Platelets as Central Mediators of Systemic Inflammatory Responses

Abstract

Systemic inflammatory responses are associated with high morbidity and mortality and represent a diverse and clinically challenging group of diseases. Platelets are increasingly linked to inflammation, in addition to their well-known roles in hemostasis and thrombosis. There is agreement that traditional functions of platelets, including adherence, aggregation, and secretion of preformed mediators, contribute to systemic inflammatory responses. However, emerging evidence indicates that platelets function in non-traditional ways. In this review, we focus on new functions of platelets that may be involved in the host response to infection.

Introduction

The role of platelets in the host response to infection is increasingly appreciated. Platelet function is often compromised in diseases as diverse as human immunodeficiency virus (HIV), dengue and sepsis and disease severity and mortality correlate with the degree of thrombocytopenia that is clinically observed [1], [2], [3]. The etiology of thrombocytopenia in infectious diseases is complex but is typically due to decreased production of platelets and/or increased sequestration and clearance of activated platelets in the periphery. In regards to production, platelets are formed from megakaryocytes, which typically reside in the bone marrow but have also been observed in the circulation and lungs [4]. Several studies have shown that megakaryopoiesis and/or thrombopoiesis become disrupted during infection, contributing to reduced platelet counts [5]. There is also evidence that platelets continue to develop in the circulation [6]. In this regard, our group recently reported that circulating platelets themselves have the ability to divide and form functional progeny [7]. Whether or not the formation of progeny contributes to circulating platelet counts is unknown. However, when platelets encounter thrombin or E. coli they fail to produce progeny raising the possibility that this new function of platelets may contribute to the thrombocytopenia observed in infectious situations [7].

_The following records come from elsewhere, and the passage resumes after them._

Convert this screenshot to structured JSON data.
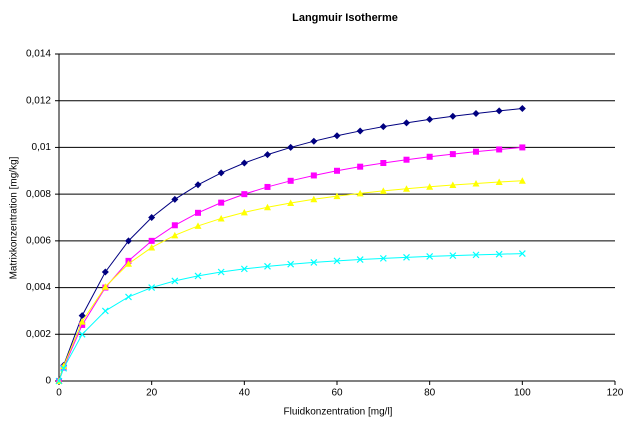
{
  "chart_data": {
    "type": "line",
    "title": "Langmuir Isotherme",
    "x_label": "Fluidkonzentration [mg/l]",
    "y_label": "Matrixkonzentration [mg/kg]",
    "x": [
      0,
      1,
      5,
      10,
      15,
      20,
      25,
      30,
      35,
      40,
      45,
      50,
      55,
      60,
      65,
      70,
      75,
      80,
      85,
      90,
      95,
      100
    ],
    "series": [
      {
        "color": "#000080",
        "marker": "diamond",
        "values": [
          0,
          0.000667,
          0.0028,
          0.004667,
          0.006,
          0.007,
          0.007778,
          0.0084,
          0.008909,
          0.009333,
          0.009692,
          0.01,
          0.010267,
          0.0105,
          0.010706,
          0.010889,
          0.011053,
          0.0112,
          0.011333,
          0.011455,
          0.011565,
          0.011667
        ]
      },
      {
        "color": "#ff00ff",
        "marker": "square",
        "values": [
          0,
          0.000571,
          0.0024,
          0.004,
          0.005143,
          0.006,
          0.006667,
          0.0072,
          0.007636,
          0.008,
          0.008308,
          0.008571,
          0.0088,
          0.009,
          0.009176,
          0.009333,
          0.009474,
          0.0096,
          0.009714,
          0.009818,
          0.009913,
          0.01
        ]
      },
      {
        "color": "#ffff00",
        "marker": "triangle",
        "values": [
          0,
          0.000641,
          0.002541,
          0.004035,
          0.00502,
          0.005717,
          0.006236,
          0.006639,
          0.006959,
          0.007221,
          0.007439,
          0.007622,
          0.007779,
          0.007915,
          0.008034,
          0.008139,
          0.008232,
          0.008315,
          0.00839,
          0.008458,
          0.008519,
          0.008575
        ]
      },
      {
        "color": "#00ffff",
        "marker": "cross",
        "values": [
          0,
          0.000545,
          0.002,
          0.003,
          0.0036,
          0.004,
          0.004286,
          0.0045,
          0.004667,
          0.0048,
          0.004909,
          0.005,
          0.005077,
          0.005143,
          0.0052,
          0.00525,
          0.005294,
          0.005333,
          0.005368,
          0.0054,
          0.005429,
          0.005455
        ]
      }
    ],
    "xlim": [
      0,
      120
    ],
    "xticks": [
      0,
      20,
      40,
      60,
      80,
      100,
      120
    ],
    "ylim": [
      0,
      0.014
    ],
    "yticks": [
      0,
      {
        "value": 0.002,
        "label": "0,002"
      },
      {
        "value": 0.004,
        "label": "0,004"
      },
      {
        "value": 0.006,
        "label": "0,006"
      },
      {
        "value": 0.008,
        "label": "0,008"
      },
      {
        "value": 0.01,
        "label": "0,01"
      },
      {
        "value": 0.012,
        "label": "0,012"
      },
      {
        "value": 0.014,
        "label": "0,014"
      }
    ],
    "grid": true
  }
}
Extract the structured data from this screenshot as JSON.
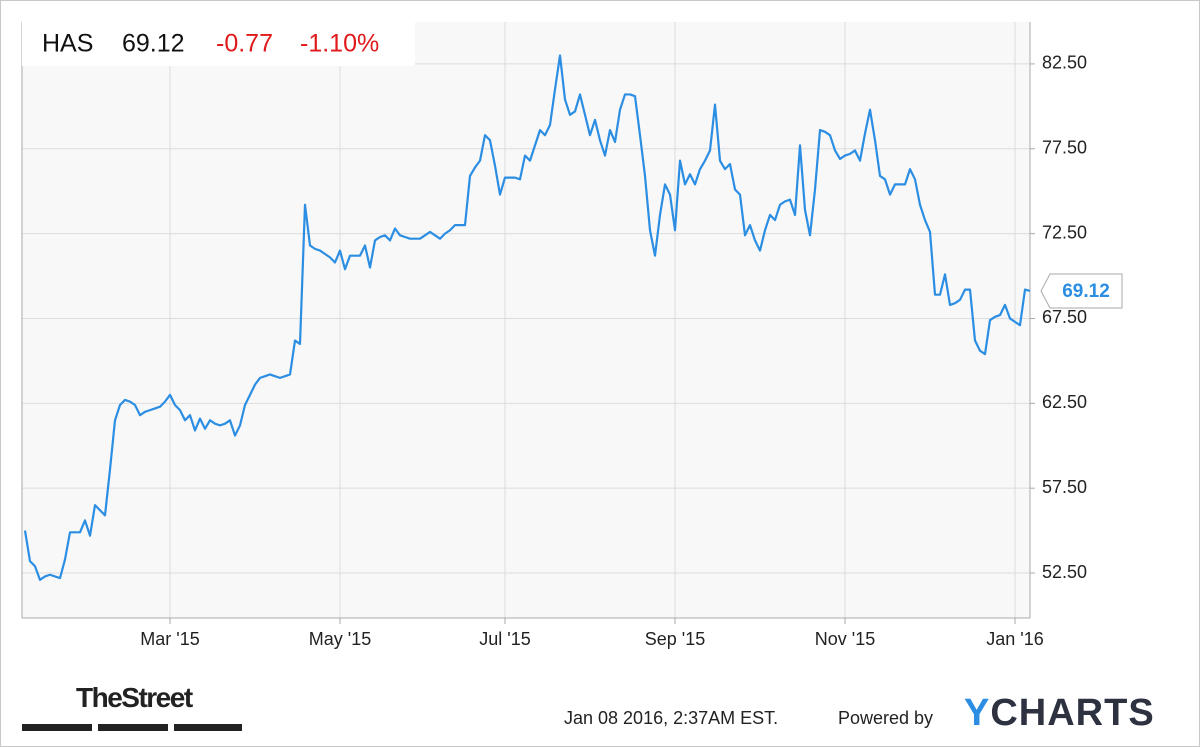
{
  "chart_data": {
    "type": "line",
    "ticker": "HAS",
    "change": "-0.77",
    "change_percent": "-1.10%",
    "timestamp": "Jan 08 2016, 2:37AM EST.",
    "powered_by": "Powered by",
    "brand": "YCHARTS",
    "source_logo": "TheStreet",
    "color": "#2b8ee3",
    "grid": true,
    "ylim": [
      49.85,
      84.97
    ],
    "yticks": [
      {
        "value": 52.5,
        "label": "52.50"
      },
      {
        "value": 57.5,
        "label": "57.50"
      },
      {
        "value": 62.5,
        "label": "62.50"
      },
      {
        "value": 67.5,
        "label": "67.50"
      },
      {
        "value": 72.5,
        "label": "72.50"
      },
      {
        "value": 77.5,
        "label": "77.50"
      },
      {
        "value": 82.5,
        "label": "82.50"
      }
    ],
    "categories": [
      null,
      null,
      null,
      null,
      null,
      null,
      null,
      null,
      null,
      null,
      null,
      null,
      null,
      null,
      null,
      null,
      null,
      null,
      null,
      null,
      null,
      null,
      null,
      null,
      null,
      null,
      null,
      null,
      null,
      "Mar '15",
      null,
      null,
      null,
      null,
      null,
      null,
      null,
      null,
      null,
      null,
      null,
      null,
      null,
      null,
      null,
      null,
      null,
      null,
      null,
      null,
      null,
      null,
      null,
      null,
      null,
      null,
      null,
      null,
      null,
      null,
      null,
      null,
      null,
      "May '15",
      null,
      null,
      null,
      null,
      null,
      null,
      null,
      null,
      null,
      null,
      null,
      null,
      null,
      null,
      null,
      null,
      null,
      null,
      null,
      null,
      null,
      null,
      null,
      null,
      null,
      null,
      null,
      null,
      null,
      null,
      null,
      null,
      "Jul '15",
      null,
      null,
      null,
      null,
      null,
      null,
      null,
      null,
      null,
      null,
      null,
      null,
      null,
      null,
      null,
      null,
      null,
      null,
      null,
      null,
      null,
      null,
      null,
      null,
      null,
      null,
      null,
      null,
      null,
      null,
      null,
      null,
      null,
      "Sep '15",
      null,
      null,
      null,
      null,
      null,
      null,
      null,
      null,
      null,
      null,
      null,
      null,
      null,
      null,
      null,
      null,
      null,
      null,
      null,
      null,
      null,
      null,
      null,
      null,
      null,
      null,
      null,
      null,
      null,
      null,
      null,
      null,
      null,
      "Nov '15",
      null,
      null,
      null,
      null,
      null,
      null,
      null,
      null,
      null,
      null,
      null,
      null,
      null,
      null,
      null,
      null,
      null,
      null,
      null,
      null,
      null,
      null,
      null,
      null,
      null,
      null,
      null,
      null,
      null,
      null,
      null,
      null,
      null,
      "Jan '16",
      null,
      null,
      null
    ],
    "values": [
      55.0,
      53.2,
      52.9,
      52.1,
      52.3,
      52.4,
      52.3,
      52.2,
      53.3,
      54.9,
      54.9,
      54.9,
      55.6,
      54.7,
      56.5,
      56.2,
      55.9,
      58.6,
      61.5,
      62.4,
      62.7,
      62.6,
      62.4,
      61.8,
      62.0,
      62.1,
      62.2,
      62.3,
      62.6,
      63.0,
      62.4,
      62.1,
      61.5,
      61.8,
      60.9,
      61.6,
      61.0,
      61.5,
      61.3,
      61.2,
      61.3,
      61.5,
      60.6,
      61.2,
      62.4,
      63.0,
      63.6,
      64.0,
      64.1,
      64.2,
      64.1,
      64.0,
      64.1,
      64.2,
      66.2,
      66.0,
      74.2,
      71.8,
      71.6,
      71.5,
      71.3,
      71.1,
      70.8,
      71.5,
      70.4,
      71.2,
      71.2,
      71.2,
      71.8,
      70.5,
      72.1,
      72.3,
      72.4,
      72.1,
      72.8,
      72.4,
      72.3,
      72.2,
      72.2,
      72.2,
      72.4,
      72.6,
      72.4,
      72.2,
      72.5,
      72.7,
      73.0,
      73.0,
      73.0,
      75.9,
      76.4,
      76.8,
      78.3,
      78.0,
      76.5,
      74.8,
      75.8,
      75.8,
      75.8,
      75.7,
      77.1,
      76.8,
      77.7,
      78.6,
      78.3,
      78.9,
      81.0,
      83.0,
      80.4,
      79.5,
      79.7,
      80.7,
      79.5,
      78.3,
      79.2,
      78.0,
      77.1,
      78.6,
      77.9,
      79.8,
      80.7,
      80.7,
      80.6,
      78.3,
      75.9,
      72.7,
      71.2,
      73.6,
      75.4,
      74.8,
      72.7,
      76.8,
      75.4,
      76.0,
      75.4,
      76.3,
      76.8,
      77.4,
      80.1,
      76.8,
      76.3,
      76.6,
      75.1,
      74.8,
      72.4,
      73.0,
      72.1,
      71.5,
      72.7,
      73.6,
      73.3,
      74.2,
      74.4,
      74.5,
      73.6,
      77.7,
      73.9,
      72.4,
      75.1,
      78.6,
      78.5,
      78.3,
      77.4,
      76.9,
      77.1,
      77.2,
      77.4,
      76.8,
      78.4,
      79.8,
      78.0,
      75.9,
      75.7,
      74.8,
      75.4,
      75.4,
      75.4,
      76.3,
      75.7,
      74.2,
      73.3,
      72.6,
      68.9,
      68.9,
      70.1,
      68.3,
      68.4,
      68.6,
      69.2,
      69.2,
      66.2,
      65.6,
      65.4,
      67.4,
      67.6,
      67.7,
      68.3,
      67.5,
      67.3,
      67.1,
      69.2,
      69.12
    ]
  }
}
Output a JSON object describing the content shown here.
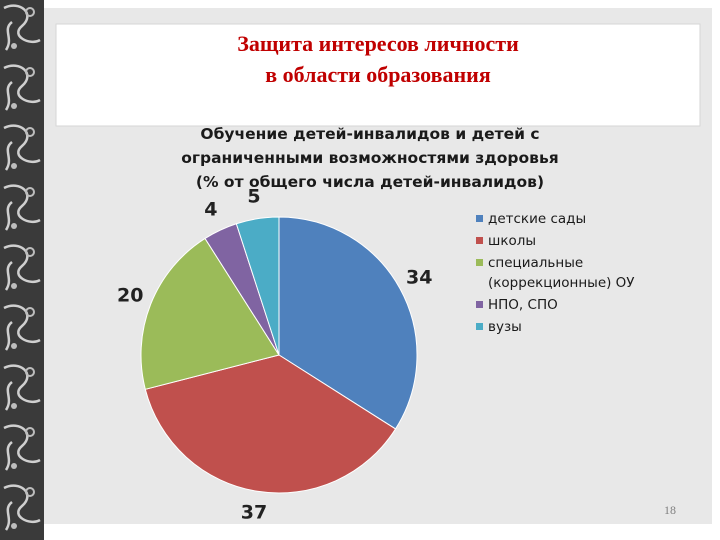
{
  "slide_title": "Защита интересов личности\nв области образования",
  "slide_number": "18",
  "chart_data": {
    "type": "pie",
    "title": "Обучение детей-инвалидов и детей с\nограниченными возможностями здоровья\n(% от общего числа детей-инвалидов)",
    "categories": [
      "детские сады",
      "школы",
      "специальные (коррекционные) ОУ",
      "НПО, СПО",
      "вузы"
    ],
    "values": [
      34,
      37,
      20,
      4,
      5
    ],
    "colors": [
      "#4f81bd",
      "#c0504d",
      "#9bbb59",
      "#8064a2",
      "#4bacc6"
    ],
    "legend": "right"
  }
}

Although the production of platelets is unquestionably affected as the host encounters pathogens, it is more recognized that systemic infections are associated with increased platelet activation in the bloodstream. Activated platelets bind other platelets and leukocytes in the bloodstream setting off a cascade of events that contribute to the development, evolution, and resolution of the systemic inflammatory response (Fig. 1). Abnormal sequestration of platelets in the microcirculation induces thrombocytopenia and often leads to disseminated intravascular coagulation (DIC). In critically ill patients, DIC participates in the development of multiple organ failure and often death. Understanding how platelets become activated and the downstream consequences of platelet activation will contribute to the treatment of infectious diseases and the development of new therapeutics. In this review, we briefly focus on mechanisms by which platelets become activated during infectious states, paying particular attention to the emerging role of toll-like receptors (TLRs) in this process. We then discuss downstream consequences of platelet activation, focusing on recently identified prolonged actions of platelets that are turned on during the host response to infection.